There are two systems we are watching closely. Please keep in mind that I am not posting spaghetti plots without a “meatball” (closed low pressure or a tropical depression), so you will not get that kind of hype here. But will say that the eastern US and the Gulf of Mexico are not in any “immediate” threat at this current time. This could change this week depending on their progression and if they are allowed to ascertain structure and maintain vertical stacking.
Here is what we know right now:
#Invest93L now is up to a 50% chance as it closes in on the Lesser Antilles by late tomorrow. It is moving into an area favorable for development next few days, but land/mountainous interaction could be an inhibitor for any significant development. Either way, locally heavy rainfall with gusty winds could be expected. Both the Lesser and Greater Antilles Islands, including the Bahamas, should be monitoring this system. Beyond that, too much uncertainty for this one at this time with steering mechanisms.

Right behind this is #Invest94L, which has a 40% chance next 5 days and could become a TD by later this week. This one is also heading towards the Lesser Antilles and should be monitored through the Greater Antilles as well starting now.

Next 2 names on the list are Fred and Grace.

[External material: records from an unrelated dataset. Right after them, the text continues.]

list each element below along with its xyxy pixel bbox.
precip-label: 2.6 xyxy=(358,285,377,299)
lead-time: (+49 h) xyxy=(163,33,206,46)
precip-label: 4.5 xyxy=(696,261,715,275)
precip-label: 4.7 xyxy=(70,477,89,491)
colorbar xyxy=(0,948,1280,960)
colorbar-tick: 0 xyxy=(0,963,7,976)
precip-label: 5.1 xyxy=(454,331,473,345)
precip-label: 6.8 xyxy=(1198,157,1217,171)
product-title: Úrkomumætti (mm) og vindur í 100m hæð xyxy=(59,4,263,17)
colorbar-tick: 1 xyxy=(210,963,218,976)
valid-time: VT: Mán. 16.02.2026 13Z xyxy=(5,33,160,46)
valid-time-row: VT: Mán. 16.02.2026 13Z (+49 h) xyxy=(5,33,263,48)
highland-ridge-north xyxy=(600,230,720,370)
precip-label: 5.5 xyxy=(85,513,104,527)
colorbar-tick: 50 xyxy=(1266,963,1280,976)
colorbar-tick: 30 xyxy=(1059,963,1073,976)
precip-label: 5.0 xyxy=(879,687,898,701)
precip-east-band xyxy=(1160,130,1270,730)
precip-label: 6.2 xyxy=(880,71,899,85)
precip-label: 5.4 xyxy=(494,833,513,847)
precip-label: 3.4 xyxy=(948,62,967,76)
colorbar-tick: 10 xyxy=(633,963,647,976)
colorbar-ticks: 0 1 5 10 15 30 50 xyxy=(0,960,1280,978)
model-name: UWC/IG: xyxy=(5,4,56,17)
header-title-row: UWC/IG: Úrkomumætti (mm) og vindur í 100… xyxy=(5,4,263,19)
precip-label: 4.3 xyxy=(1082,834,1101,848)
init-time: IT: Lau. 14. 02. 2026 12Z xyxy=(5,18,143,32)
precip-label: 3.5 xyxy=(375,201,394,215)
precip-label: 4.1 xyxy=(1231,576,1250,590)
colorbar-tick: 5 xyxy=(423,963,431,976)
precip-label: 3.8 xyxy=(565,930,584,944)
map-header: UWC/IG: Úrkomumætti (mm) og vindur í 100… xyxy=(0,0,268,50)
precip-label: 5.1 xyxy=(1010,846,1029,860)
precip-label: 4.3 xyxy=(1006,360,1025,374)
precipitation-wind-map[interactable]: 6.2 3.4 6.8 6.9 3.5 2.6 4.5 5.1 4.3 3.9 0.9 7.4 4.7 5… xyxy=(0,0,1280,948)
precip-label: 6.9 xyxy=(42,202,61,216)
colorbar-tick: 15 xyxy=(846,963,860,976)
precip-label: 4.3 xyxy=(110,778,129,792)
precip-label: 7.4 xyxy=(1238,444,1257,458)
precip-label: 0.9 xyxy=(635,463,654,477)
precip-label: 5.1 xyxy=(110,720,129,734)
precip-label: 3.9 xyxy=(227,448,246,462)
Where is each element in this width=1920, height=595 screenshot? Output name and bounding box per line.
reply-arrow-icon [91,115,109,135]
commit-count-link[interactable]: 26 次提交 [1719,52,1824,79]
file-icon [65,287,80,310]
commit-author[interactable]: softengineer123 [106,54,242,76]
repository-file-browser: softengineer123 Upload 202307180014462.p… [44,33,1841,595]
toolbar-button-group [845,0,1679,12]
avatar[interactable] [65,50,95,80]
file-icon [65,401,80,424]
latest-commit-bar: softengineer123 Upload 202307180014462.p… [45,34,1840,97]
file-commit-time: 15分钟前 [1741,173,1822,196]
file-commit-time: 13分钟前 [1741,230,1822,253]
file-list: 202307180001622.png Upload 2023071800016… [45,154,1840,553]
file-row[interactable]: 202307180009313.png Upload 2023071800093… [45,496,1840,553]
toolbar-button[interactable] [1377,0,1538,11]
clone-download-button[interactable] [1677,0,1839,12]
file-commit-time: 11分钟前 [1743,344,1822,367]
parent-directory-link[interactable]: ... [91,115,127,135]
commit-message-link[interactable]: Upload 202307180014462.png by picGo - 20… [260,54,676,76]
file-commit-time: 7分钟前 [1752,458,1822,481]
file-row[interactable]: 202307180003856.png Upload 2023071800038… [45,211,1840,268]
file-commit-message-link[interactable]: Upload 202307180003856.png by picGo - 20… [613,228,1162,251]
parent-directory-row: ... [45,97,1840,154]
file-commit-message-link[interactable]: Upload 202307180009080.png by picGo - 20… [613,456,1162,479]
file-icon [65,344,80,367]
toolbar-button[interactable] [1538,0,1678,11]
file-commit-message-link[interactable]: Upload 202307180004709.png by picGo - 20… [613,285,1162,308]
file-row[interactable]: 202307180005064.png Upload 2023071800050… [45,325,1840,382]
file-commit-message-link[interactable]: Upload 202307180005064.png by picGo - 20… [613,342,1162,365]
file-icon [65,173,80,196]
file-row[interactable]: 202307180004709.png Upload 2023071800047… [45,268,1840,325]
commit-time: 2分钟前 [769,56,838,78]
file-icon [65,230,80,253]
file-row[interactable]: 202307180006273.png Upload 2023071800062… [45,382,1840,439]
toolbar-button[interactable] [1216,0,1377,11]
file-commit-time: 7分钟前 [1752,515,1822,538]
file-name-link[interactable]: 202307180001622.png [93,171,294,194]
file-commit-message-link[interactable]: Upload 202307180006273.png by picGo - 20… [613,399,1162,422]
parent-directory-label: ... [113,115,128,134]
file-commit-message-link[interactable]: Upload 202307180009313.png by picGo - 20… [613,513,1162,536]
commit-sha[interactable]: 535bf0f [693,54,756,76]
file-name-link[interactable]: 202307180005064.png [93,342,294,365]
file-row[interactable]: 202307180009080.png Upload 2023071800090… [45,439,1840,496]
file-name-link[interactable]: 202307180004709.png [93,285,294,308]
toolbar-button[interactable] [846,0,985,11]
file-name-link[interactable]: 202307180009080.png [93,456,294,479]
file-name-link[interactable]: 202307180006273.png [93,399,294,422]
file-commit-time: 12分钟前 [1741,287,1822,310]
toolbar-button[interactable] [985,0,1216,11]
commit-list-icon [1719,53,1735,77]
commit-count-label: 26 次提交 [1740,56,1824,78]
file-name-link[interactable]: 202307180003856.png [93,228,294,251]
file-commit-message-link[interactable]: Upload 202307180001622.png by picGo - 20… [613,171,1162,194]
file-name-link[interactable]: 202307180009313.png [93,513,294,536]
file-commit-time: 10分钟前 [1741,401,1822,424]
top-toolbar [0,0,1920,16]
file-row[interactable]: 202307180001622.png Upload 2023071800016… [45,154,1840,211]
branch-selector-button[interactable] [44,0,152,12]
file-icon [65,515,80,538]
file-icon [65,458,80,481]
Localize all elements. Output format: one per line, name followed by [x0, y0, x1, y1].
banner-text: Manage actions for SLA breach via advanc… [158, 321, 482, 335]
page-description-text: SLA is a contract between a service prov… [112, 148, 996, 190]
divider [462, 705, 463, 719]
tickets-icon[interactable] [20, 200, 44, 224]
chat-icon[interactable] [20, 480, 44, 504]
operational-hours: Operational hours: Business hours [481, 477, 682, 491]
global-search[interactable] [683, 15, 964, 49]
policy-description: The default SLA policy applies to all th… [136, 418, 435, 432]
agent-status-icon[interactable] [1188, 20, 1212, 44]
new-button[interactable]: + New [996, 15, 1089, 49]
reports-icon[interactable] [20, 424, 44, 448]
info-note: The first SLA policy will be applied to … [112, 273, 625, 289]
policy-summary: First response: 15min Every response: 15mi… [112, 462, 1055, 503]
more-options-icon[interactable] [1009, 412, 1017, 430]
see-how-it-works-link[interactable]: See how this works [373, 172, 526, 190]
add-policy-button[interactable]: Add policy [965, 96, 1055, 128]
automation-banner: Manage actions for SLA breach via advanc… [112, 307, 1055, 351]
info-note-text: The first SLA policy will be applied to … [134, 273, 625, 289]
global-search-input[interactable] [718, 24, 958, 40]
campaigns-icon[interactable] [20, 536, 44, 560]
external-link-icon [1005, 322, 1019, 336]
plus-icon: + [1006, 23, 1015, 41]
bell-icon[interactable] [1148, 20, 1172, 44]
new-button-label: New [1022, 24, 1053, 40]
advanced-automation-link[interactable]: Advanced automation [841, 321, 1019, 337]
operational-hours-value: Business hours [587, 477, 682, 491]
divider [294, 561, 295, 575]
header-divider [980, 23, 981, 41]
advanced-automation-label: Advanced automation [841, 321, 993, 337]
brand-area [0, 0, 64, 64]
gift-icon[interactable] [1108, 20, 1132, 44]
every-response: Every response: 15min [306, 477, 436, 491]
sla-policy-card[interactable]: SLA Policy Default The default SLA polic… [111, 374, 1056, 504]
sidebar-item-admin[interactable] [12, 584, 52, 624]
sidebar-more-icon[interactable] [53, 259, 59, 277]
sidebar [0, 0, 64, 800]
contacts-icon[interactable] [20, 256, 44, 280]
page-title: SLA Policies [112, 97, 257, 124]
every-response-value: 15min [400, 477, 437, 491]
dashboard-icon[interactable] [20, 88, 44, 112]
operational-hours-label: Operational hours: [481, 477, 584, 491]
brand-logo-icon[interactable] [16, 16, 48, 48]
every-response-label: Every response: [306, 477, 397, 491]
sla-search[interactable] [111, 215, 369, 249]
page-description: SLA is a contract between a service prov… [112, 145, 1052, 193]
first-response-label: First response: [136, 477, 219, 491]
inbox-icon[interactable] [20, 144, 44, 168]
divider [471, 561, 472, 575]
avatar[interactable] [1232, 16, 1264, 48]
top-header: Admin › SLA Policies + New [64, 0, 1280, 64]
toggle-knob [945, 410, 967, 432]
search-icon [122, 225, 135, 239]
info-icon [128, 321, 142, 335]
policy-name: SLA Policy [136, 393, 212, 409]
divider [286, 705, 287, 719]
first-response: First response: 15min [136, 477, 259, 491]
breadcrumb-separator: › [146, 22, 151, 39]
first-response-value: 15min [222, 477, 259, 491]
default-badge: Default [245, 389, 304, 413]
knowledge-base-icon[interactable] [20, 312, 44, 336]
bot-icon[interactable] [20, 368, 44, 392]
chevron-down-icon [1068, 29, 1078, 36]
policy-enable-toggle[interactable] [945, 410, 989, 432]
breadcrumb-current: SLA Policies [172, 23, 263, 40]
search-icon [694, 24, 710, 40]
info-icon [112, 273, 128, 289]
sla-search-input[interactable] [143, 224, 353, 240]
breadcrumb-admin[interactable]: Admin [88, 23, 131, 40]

Final thoughts: In general, the Eastern US and Gulf of Mexico should be keeping regular tabs on all of these systems that are born from the MDR (main development region) are following the Bermuda High pattern as these are doing right now. We are heading into the busier portion of the hurricane season and Sept 10 is the peak. Make sure you have your hurricane supplies and have a plan for evacuation if or when needed.